KARACHI: Cardinal Joseph Coutts, Pakistan’s second cardinal on Tuesday returned to the country.
Cardinal Coutts was appointed Cardinal at a meeting of the Church’s top council at the Vatican on June 29. He was warmly received at the Karachi airport as dozen belonging to the Christian community had gathered at the airport anticipating his arrival.
A ceremony has been organized at the Saint Patrick’s Church in Saddar in honour of the cardinal. Cardinal Coutts was among 14 new cardinals Pope Francis had named in May this year to be appointed to the post.
The 73-year-old is the second Pakistani to be honoured with the position after the death of Cardinal Joseph Cordeiro in 1994.
In an interview with Vatican News, Cardinal Coutts said he was surprised at his nomination.
“For us, in a poor country like Pakistan and in a small, young Church, historically, where we all, as bishops or archbishops, spend a lot of time with the people. And thank God we don’t have that lifestyle which takes us above the people. We try to be with the people most of the time.”
Cardinal Coutts said that he’s uncertain about the requirements of his new job and whether he will be able to spend the same amount of time with people as he used to. “So to be a cardinal, I don’t yet know what the implications are.
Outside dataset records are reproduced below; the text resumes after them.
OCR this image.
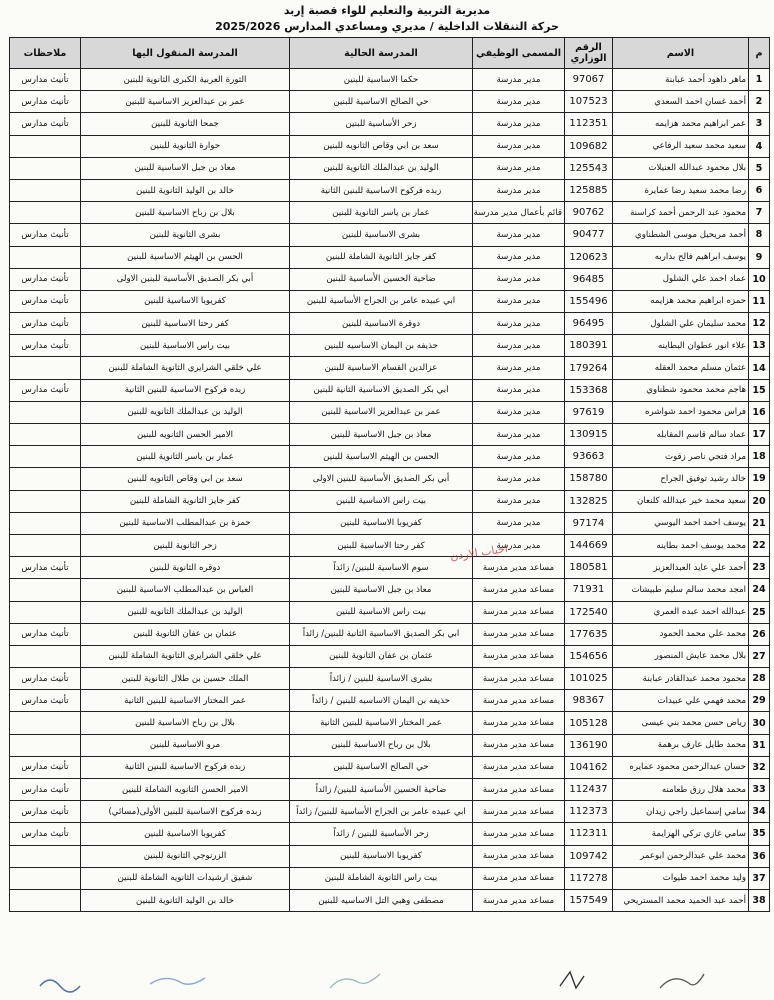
مديرية التربية والتعليم للواء قصبة إربد
حركة التنقلات الداخلية / مديري ومساعدي المدارس 2025/2026
م	الاسم	الرقم الوزاري	المسمى الوظيفي	المدرسة الحالية	المدرسة المنقول اليها	ملاحظات
1	ماهر داهود أحمد عبابنة	97067	مدير مدرسة	حكما الاساسية للبنين	الثورة العربية الكبرى الثانوية للبنين	تأنيث مدارس
2	أحمد غسان احمد السعدي	107523	مدير مدرسة	حي الصالح الاساسية للبنين	عمر بن عبدالعزيز الاساسية للبنين	تأنيث مدارس
3	عمر ابراهيم محمد هزايمه	112351	مدير مدرسة	زحر الأساسية للبنين	جمحا الثانوية للبنين	تأنيث مدارس
4	سعيد محمد سعيد الرفاعي	109682	مدير مدرسة	سعد بن ابي وقاص الثانويه للبنين	حوارة الثانوية للبنين	
5	بلال محمود عبدالله العنيلات	125543	مدير مدرسة	الوليد بن عبدالملك الثانوية للبنين	معاذ بن جبل الاساسية للبنين	
6	رضا محمد سعيد رضا عمايرة	125885	مدير مدرسة	زبده فركوح الاساسية للبنين الثانية	خالد بن الوليد الثانوية للبنين	
7	محمود عبد الرحمن أحمد كراسنة	90762	قائم بأعمال مدير مدرسة	عمار بن ياسر الثانوية للبنين	بلال بن رباح الاساسية للبنين	
8	أحمد مريحيل موسى الشطناوي	90477	مدير مدرسة	بشرى الاساسية للبنين	بشرى الثانوية للبنين	تأنيث مدارس
9	يوسف ابراهيم فالح بداربه	120623	مدير مدرسة	كفر جايز الثانوية الشاملة للبنين	الحسن بن الهيثم الاساسية للبنين	
10	عماد احمد علي الشلول	96485	مدير مدرسة	ضاحية الحسين الأساسية للبنين	أبي بكر الصديق الأساسية للبنين الاولى	تأنيث مدارس
11	حمزه ابراهيم محمد هزايمه	155496	مدير مدرسة	ابي عبيده عامر بن الجراح الأساسية للبنين	كفريوبا الاساسية للبنين	تأنيث مدارس
12	محمد سليمان علي الشلول	96495	مدير مدرسة	دوقرة الاساسية للبنين	كفر رحتا الاساسية للبنين	تأنيث مدارس
13	علاء انور عطوان البطاينه	180391	مدير مدرسة	حذيفه بن اليمان الاساسيه للبنين	بيت راس الاساسية للبنين	تأنيث مدارس
14	عثمان مسلم محمد العقله	179264	مدير مدرسة	عزالدين القسام الاساسية للبنين	علي خلقي الشرايري الثانوية الشاملة للبنين	
15	هاجم محمد محمود شطناوي	153368	مدير مدرسة	ابي بكر الصديق الاساسية الثانية للبنين	زبده فركوح الاساسية للبنين الثانية	تأنيث مدارس
16	فراس محمود احمد شواشره	97619	مدير مدرسة	عمر بن عبدالعزيز الاساسية للبنين	الوليد بن عبدالملك الثانويه للبنين	
17	عماد سالم قاسم المقابله	130915	مدير مدرسة	معاذ بن جبل الاساسية للبنين	الامير الحسن الثانويه للبنين	
18	مراد فتحي ناصر زقوت	93663	مدير مدرسة	الحسن بن الهيثم الاساسية للبنين	عمار بن ياسر الثانوية للبنين	
19	خالد رشيد توفيق الجراح	158780	مدير مدرسة	أبي بكر الصديق الأساسية للبنين الاولى	سعد بن ابي وقاص الثانويه للبنين	
20	سعيد محمد خير عبدالله كلنعان	132825	مدير مدرسة	بيت راس الاساسية للبنين	كفر جايز الثانوية الشاملة للبنين	
21	يوسف احمد احمد اليوسي	97174	مدير مدرسة	كفريوبا الاساسية للبنين	حمزة بن عبدالمطلب الاساسية للبنين	
22	محمد يوسف احمد بطاينه	144669	مدير مدرسة	كفر رحتا الاساسية للبنين	زحر الثانوية للبنين	
23	أحمد علي عايد العبدالعزيز	180581	مساعد مدير مدرسة	سوم الاساسية للبنين/ زائداً	دوقره الثانوية للبنين	تأنيث مدارس
24	امجد محمد سالم سليم طبيشات	71931	مساعد مدير مدرسة	معاذ بن جبل الاساسية للبنين	العباس بن عبدالمطلب الاساسية للبنين	
25	عبدالله احمد عبده العمري	172540	مساعد مدير مدرسة	بيت راس الاساسية للبنين	الوليد بن عبدالملك الثانويه للبنين	
26	محمد علي محمد الحمود	177635	مساعد مدير مدرسة	ابي بكر الصديق الاساسية الثانية للبنين/ زائداً	عثمان بن عفان الثانوية للبنين	تأنيث مدارس
27	بلال محمد عايش المنصور	154656	مساعد مدير مدرسة	عثمان بن عفان الثانوية للبنين	علي خلقي الشرايري الثانوية الشاملة للبنين	
28	محمود محمد عبدالقادر عبابنة	101025	مساعد مدير مدرسة	بشرى الاساسية للبنين / زائداً	الملك حسين بن طلال الثانوية للبنين	تأنيث مدارس
29	محمد فهمي علي عبيدات	98367	مساعد مدير مدرسة	حذيفه بن اليمان الاساسيه للبنين / زائداً	عمر المختار الاساسية للبنين الثانية	تأنيث مدارس
30	رياض حسن محمد بني عيسى	105128	مساعد مدير مدرسة	عمر المختار الاساسية للبنين الثانية	بلال بن رباح الاساسية للبنين	
31	محمد طايل عارف برهمة	136190	مساعد مدير مدرسة	بلال بن رباح الاساسية للبنين	مرو الاساسية للبنين	
32	حسان عبدالرحمن محمود عمايره	104162	مساعد مدير مدرسة	حي الصالح الاساسية للبنين	زبده فركوح الاساسية للبنين الثانية	تأنيث مدارس
33	محمد هلال رزق طعامنه	112437	مساعد مدير مدرسة	ضاحية الحسين الأساسية للبنين/ زائداً	الامير الحسن الثانويه الشاملة للبنين	تأنيث مدارس
34	سامي إسماعيل راجي زيدان	112373	مساعد مدير مدرسة	ابي عبيده عامر بن الجراح الأساسية للبنين/ زائداً	زبده فركوح الاساسية للبنين الأولى(مسائي)	تأنيث مدارس
35	سامي غازي تركي الهزايمة	112311	مساعد مدير مدرسة	زحر الأساسية للبنين / زائداً	كفريوبا الاساسية للبنين	تأنيث مدارس
36	محمد علي عبدالرحمن ابوعمر	109742	مساعد مدير مدرسة	كفريوبا الاساسية للبنين	الزرنوجي الثانوية للبنين	
37	وليد محمد احمد طيوات	117278	مساعد مدير مدرسة	بيت راس الثانوية الشاملة للبنين	شفيق ارشيدات الثانويه الشاملة للبنين	
38	أحمد عبد الحميد محمد المستريحي	157549	مساعد مدير مدرسة	مصطفى وهبي التل الاساسيه للبنين	خالد بن الوليد الثانوية للبنين	
احباب الاردن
But I fear there will be a gap. I won’t be able to give so much time to the people,” he said.
For the last six years, Cardinal Coutts served his community as Head Bishop at Saint Patrick’s Church in Karachi with focus on inter-faith harmony.
The Lahore-based archbishop previously served as a bishop in Faisalabad and Hyderabad. As his focus has primarily been inter-faith harmony, during his 13 years as bishop in Faisalabad, Archbishop Coutts established a committee to solve the religious differences between Muslims, Christians and Hindus.